Festivalstart am 20. April: vom Genrekino bis zu menschenrechtlichem Engagement
Romana Reich
Wiesbaden (Weltexpresso) - Bei seiner 16. Ausgabe rückt goEast - Festival des mittel- und osteuropäischen Films (20. bis 26. April) zentrale gesellschaftspolitische Fragen in den Fokus. Zu sehen sind die besten aktuellen Filmproduktionen aus Mittel- und Osteuropa, insgesamt zeigt das vom Deutschen Filminstitut veranstaltete Festival in Wiesbaden mehr als 100 Filme aus 25 Ländern, darunter eine Welt-, zwei internationale und 21 Deutschlandpremieren, teilte Festivalleiterin Gaby Babic auf der Pressekonferenz am heutigen Donnerstag in der Caligari FilmBühne mit.
Diese freute sich außerdem darüber, den Start eines neuen Nachwuchsprojekts ankündigen zu können.

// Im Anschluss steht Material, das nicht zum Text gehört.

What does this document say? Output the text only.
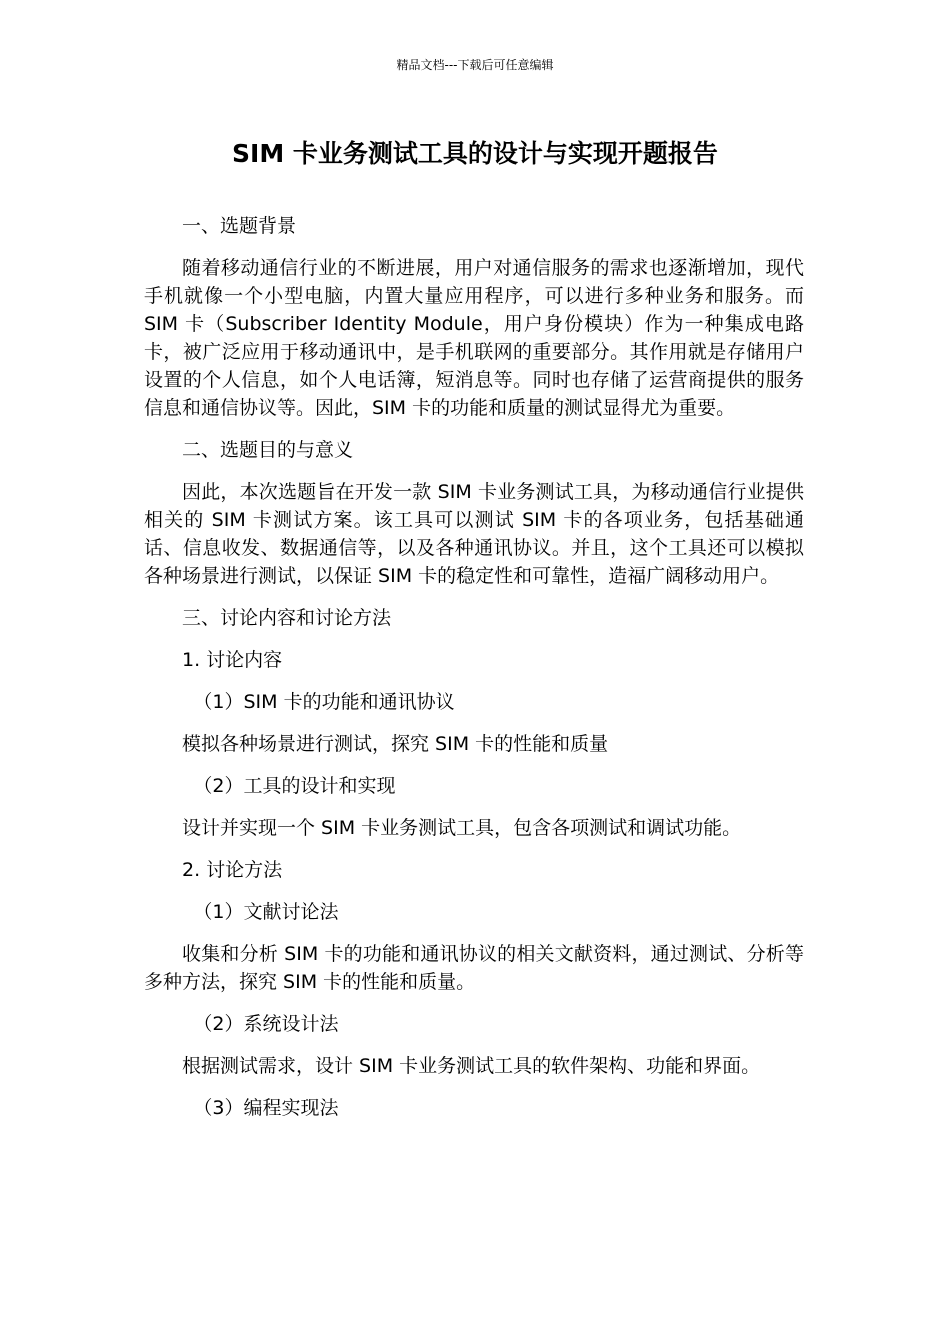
精品文档---下载后可任意编辑
SIM 卡业务测试工具的设计与实现开题报告

一、选题背景

随着移动通信行业的不断进展，用户对通信服务的需求也逐渐增加，现代手机就像一个小型电脑，内置大量应用程序，可以进行多种业务和服务。而 SIM 卡（Subscriber Identity Module，用户身份模块）作为一种集成电路卡，被广泛应用于移动通讯中，是手机联网的重要部分。其作用就是存储用户设置的个人信息，如个人电话簿，短消息等。同时也存储了运营商提供的服务信息和通信协议等。因此，SIM 卡的功能和质量的测试显得尤为重要。

二、选题目的与意义

因此，本次选题旨在开发一款 SIM 卡业务测试工具，为移动通信行业提供相关的 SIM 卡测试方案。该工具可以测试 SIM 卡的各项业务，包括基础通话、信息收发、数据通信等，以及各种通讯协议。并且，这个工具还可以模拟各种场景进行测试，以保证 SIM 卡的稳定性和可靠性，造福广阔移动用户。

三、讨论内容和讨论方法

1. 讨论内容

（1）SIM 卡的功能和通讯协议

模拟各种场景进行测试，探究 SIM 卡的性能和质量

（2）工具的设计和实现

设计并实现一个 SIM 卡业务测试工具，包含各项测试和调试功能。

2. 讨论方法

（1）文献讨论法

收集和分析 SIM 卡的功能和通讯协议的相关文献资料，通过测试、分析等多种方法，探究 SIM 卡的性能和质量。

（2）系统设计法

根据测试需求，设计 SIM 卡业务测试工具的软件架构、功能和界面。

（3）编程实现法
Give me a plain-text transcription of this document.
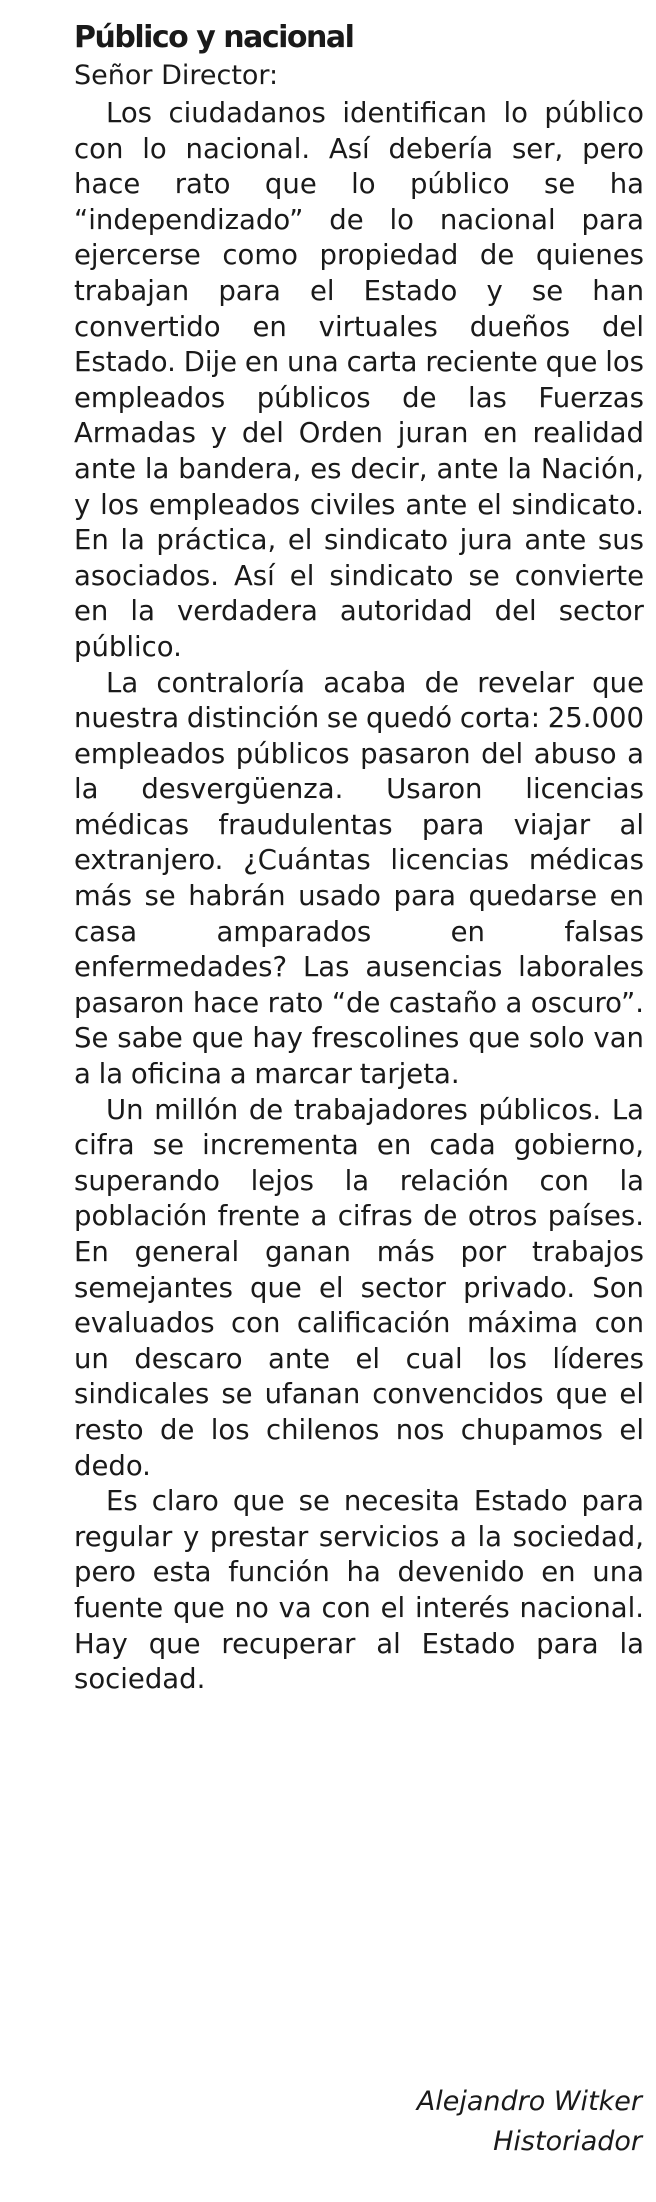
Público y nacional
Señor Director:

Los ciudadanos identifican lo público con lo nacional. Así debería ser, pero hace rato que lo público se ha “independizado” de lo nacional para ejercerse como propiedad de quienes trabajan para el Estado y se han convertido en virtuales dueños del Estado. Dije en una carta reciente que los empleados públicos de las Fuerzas Armadas y del Orden juran en realidad ante la bandera, es decir, ante la Nación, y los empleados civiles ante el sindicato. En la práctica, el sindicato jura ante sus asociados. Así el sindicato se convierte en la verdadera autoridad del sector público.

La contraloría acaba de revelar que nuestra distinción se quedó corta: 25.000 empleados públicos pasaron del abuso a la desvergüenza. Usaron licencias médicas fraudulentas para viajar al extranjero. ¿Cuántas licencias médicas más se habrán usado para quedarse en casa amparados en falsas enfermedades? Las ausencias laborales pasaron hace rato “de castaño a oscuro”. Se sabe que hay frescolines que solo van a la oficina a marcar tarjeta.

Un millón de trabajadores públicos. La cifra se incrementa en cada gobierno, superando lejos la relación con la población frente a cifras de otros países. En general ganan más por trabajos semejantes que el sector privado. Son evaluados con calificación máxima con un descaro ante el cual los líderes sindicales se ufanan convencidos que el resto de los chilenos nos chupamos el dedo.

Es claro que se necesita Estado para regular y prestar servicios a la sociedad, pero esta función ha devenido en una fuente que no va con el interés nacional. Hay que recuperar al Estado para la sociedad.

Alejandro Witker
Historiador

Den Auftakt zur Festivalwoche macht am Mittwoch, 20. April, um 21:30 Uhr in der Caligari FilmBühne der neueste Film von Oscar-Preisträger Danis Tanovic, TOD IN SARAJEVO (BIH, DEU 2016), für den er bei der diesjährigen Berlinale mit einem Silbernen Bären ausgezeichnet wurde. Weltexpresso hatte zur Berlinale eine lobende Rezension veröffentlicht, Link siehe unten. Unser Foto zeigt den Aufstand des dienenden Personals, die streiken, wenn im Hotel die Honoratioren angesagt sind. Sehr witzig das Ganze. Der Film wird in Anwesenheit der Hauptdarstellerin Snežana Vidovic und des Koproduzenten Adis Djapo gezeigt, die sich im Anschluss den Fragen des Publikums und des Filmkritikers Rudolf Worschech (epd Film) stellen.

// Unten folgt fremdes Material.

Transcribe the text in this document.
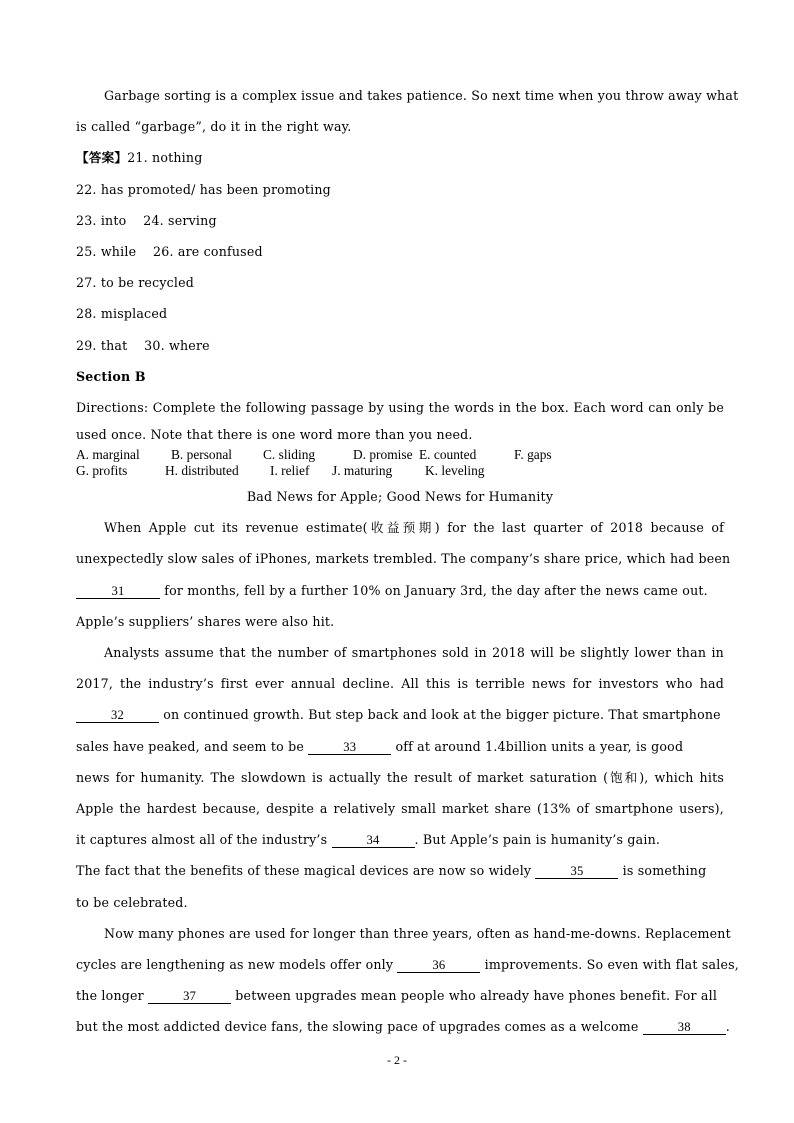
Garbage sorting is a complex issue and takes patience. So next time when you throw away what
is called “garbage”, do it in the right way.
【答案】21. nothing
22. has promoted/ has been promoting
23. into    24. serving
25. while    26. are confused
27. to be recycled
28. misplaced
29. that    30. where
Section B
Directions: Complete the following passage by using the words in the box. Each word can only be
used once. Note that there is one word more than you need.
A. marginal B. personal C. sliding	D. promise E. counted	F. gaps
G. profits	H. distributed I. relief J. maturing K. leveling
Bad News for Apple; Good News for Humanity
When Apple cut its revenue estimate(收益预期) for the last quarter of 2018 because of
unexpectedly slow sales of iPhones, markets trembled. The company’s share price, which had been
31	for months, fell by a further 10% on January 3rd, the day after the news came out.
Apple’s suppliers’ shares were also hit.
Analysts assume that the number of smartphones sold in 2018 will be slightly lower than in
2017, the industry’s first ever annual decline. All this is terrible news for investors who had
32	on continued growth. But step back and look at the bigger picture. That smartphone
sales have peaked, and seem to be	33	off at around 1.4billion units a year, is good
news for humanity. The slowdown is actually the result of market saturation (饱和), which hits
Apple the hardest because, despite a relatively small market share (13% of smartphone users),
it captures almost all of the industry’s	34	. But Apple’s pain is humanity’s gain.
The fact that the benefits of these magical devices are now so widely	35	is something
to be celebrated.
Now many phones are used for longer than three years, often as hand-me-downs. Replacement
cycles are lengthening as new models offer only	36	improvements. So even with flat sales,
the longer	37	between upgrades mean people who already have phones benefit. For all
but the most addicted device fans, the slowing pace of upgrades comes as a welcome	38	.
- 2 -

Auch in diesem Jahr hat sich das Festival viele nicht nur filmisch, sondern auch sozial spannende Themen auf die Agenda geschrieben. Einen Ausblick darauf lieferte Festivalleiterin Gaby Babic auf der Pressekonferenz: "Unser Wettbewerb für Spiel- und Dokumentarfilm wartet mit 16 inhaltlich wie stilistisch vielseitigen und vielversprechenden Produktionen auf. Von packenden Thrillern über schrille Musicals bis zu Kunst-Kino-Stücken ist alles im Programm. Generationenkonflikte fallen als wiederkehrendes Motiv auf. ‚Genrekino Ost' ist einer unserer Schwerpunkte in diesem Jahr und bietet dem hiesigen Publikum die Gelegenheit, sich auf für viele unbekanntes Terrain zu begeben. Auch haben wir uns das Thema gruppenbezogene Menschenfeindlichkeit auf die Fahnen geschrieben, das so genannte Othering. Wir zeigen rund 20 Filme zu diesem Themenfeld und freuen uns sehr, mit der Stiftung ‚Erinnerung, Verantwortung und Zukunft' (EVZ) das Projekt OPPOSE OTHERING! zu starten."

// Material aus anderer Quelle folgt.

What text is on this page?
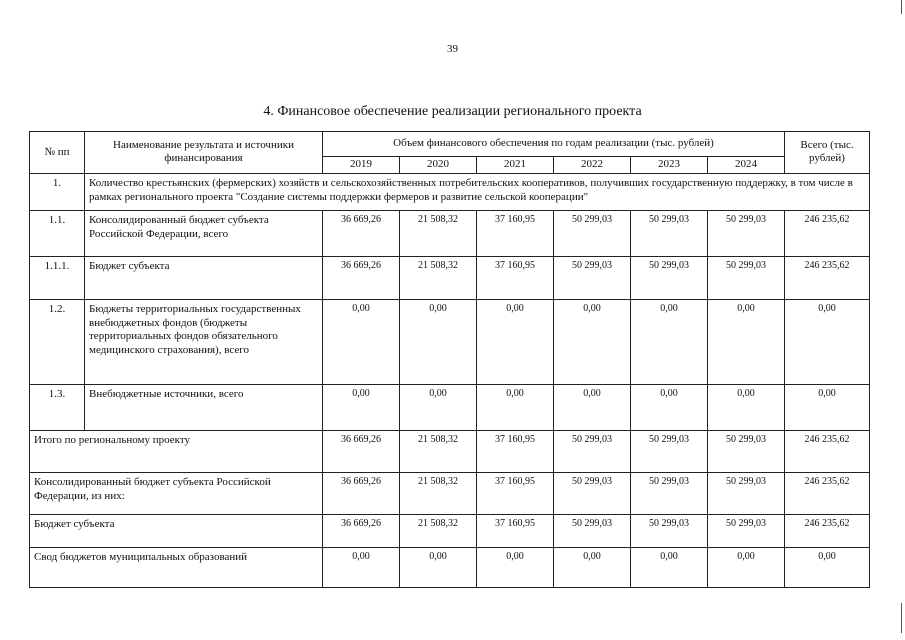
39
4. Финансовое обеспечение реализации регионального проекта
№ пп	Наименование результата и источники финансирования	Объем финансового обеспечения по годам реализации (тыс. рублей)						Всего (тыс. рублей)
		2019	2020	2021	2022	2023	2024	
1.	Количество крестьянских (фермерских) хозяйств и сельскохозяйственных потребительских кооперативов, получивших государственную поддержку, в том числе в рамках регионального проекта "Создание системы поддержки фермеров и развитие сельской кооперации"							
1.1.	Консолидированный бюджет субъекта Российской Федерации, всего	36 669,26	21 508,32	37 160,95	50 299,03	50 299,03	50 299,03	246 235,62
1.1.1.	Бюджет субъекта	36 669,26	21 508,32	37 160,95	50 299,03	50 299,03	50 299,03	246 235,62
1.2.	Бюджеты территориальных государственных внебюджетных фондов (бюджеты территориальных фондов обязательного медицинского страхования), всего	0,00	0,00	0,00	0,00	0,00	0,00	0,00
1.3.	Внебюджетные источники, всего	0,00	0,00	0,00	0,00	0,00	0,00	0,00
Итого по региональному проекту		36 669,26	21 508,32	37 160,95	50 299,03	50 299,03	50 299,03	246 235,62
Консолидированный бюджет субъекта Российской Федерации, из них:		36 669,26	21 508,32	37 160,95	50 299,03	50 299,03	50 299,03	246 235,62
Бюджет субъекта		36 669,26	21 508,32	37 160,95	50 299,03	50 299,03	50 299,03	246 235,62
Свод бюджетов муниципальных образований		0,00	0,00	0,00	0,00	0,00	0,00	0,00
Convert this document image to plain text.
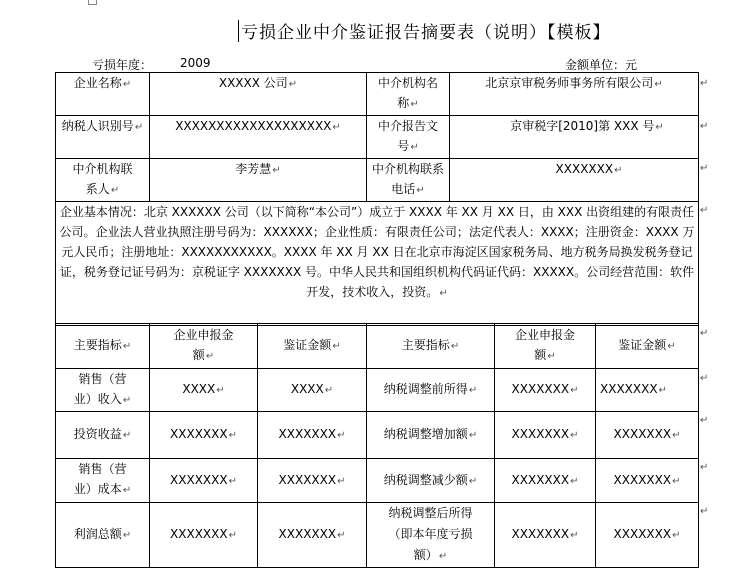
亏损企业中介鉴证报告摘要表（说明）【模板】
亏损年度： 2009	金额单位：元
企业名称↵	XXXXX 公司↵	中介机构名称↵	北京京审税务师事务所有限公司↵
纳税人识别号↵	XXXXXXXXXXXXXXXXXXX↵	中介报告文号↵	京审税字[2010]第 XXX 号↵
中介机构联系人↵	李芳慧↵	中介机构联系电话↵	XXXXXXX↵
企业基本情况：北京 XXXXXX 公司（以下简称“本公司”）成立于 XXXX 年 XX 月 XX 日，由 XXX 出资组建的有限责任公司。企业法人营业执照注册号码为：XXXXXX；企业性质：有限责任公司；法定代表人：XXXX；注册资金：XXXX 万元人民币；注册地址：XXXXXXXXXXX。XXXX 年 XX 月 XX 日在北京市海淀区国家税务局、地方税务局换发税务登记证，税务登记证号码为：京税证字 XXXXXXX 号。中华人民共和国组织机构代码证代码：XXXXX。公司经营范围：软件开发，技术收入，投资。↵			
主要指标↵	企业申报金额↵	鉴证金额↵	主要指标↵	企业申报金额↵	鉴证金额↵
销售（营业）收入↵	XXXX↵	XXXX↵	纳税调整前所得↵	XXXXXXX↵	XXXXXXX↵
投资收益↵	XXXXXXX↵	XXXXXXX↵	纳税调整增加额↵	XXXXXXX↵	XXXXXXX↵
销售（营业）成本↵	XXXXXXX↵	XXXXXXX↵	纳税调整减少额↵	XXXXXXX↵	XXXXXXX↵
利润总额↵	XXXXXXX↵	XXXXXXX↵	纳税调整后所得（即本年度亏损额）↵	XXXXXXX↵	XXXXXXX↵
↵
↵
↵
↵
↵
↵
↵
↵
↵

Claudia Dillmann, Direktorin des Deutschen Filminstituts, wies auf die besondere Bedeutung und die politische Notwendigkeit des Festivals hin: "Zur Gründung von goEast bewog uns damals die Idee, ein tieferes Verständnis für die Kultur und Politik der östlichen Nachbarn zu schaffen. Inzwischen vermitteln wir jedoch nicht mehr nur zwischen Osteuropa und einem in Deutschland lebenden Publikum. Vielmehr hat sich das Festival zu einer wichtigen Plattform für alle Kulturen Mittel- und Osteuropas entwickelt, in der gezielt der Dialog gesucht wird. Gerade auch im Hinblick auf sensible Themen wie den anhaltenden Konflikt zwischen Russland und der Ukraine oder gruppenbezogene Menschenfeindlichkeit, die - hier wie dort - durch die Migration in den vergangenen Monaten besonders in den Fokus gerückt ist."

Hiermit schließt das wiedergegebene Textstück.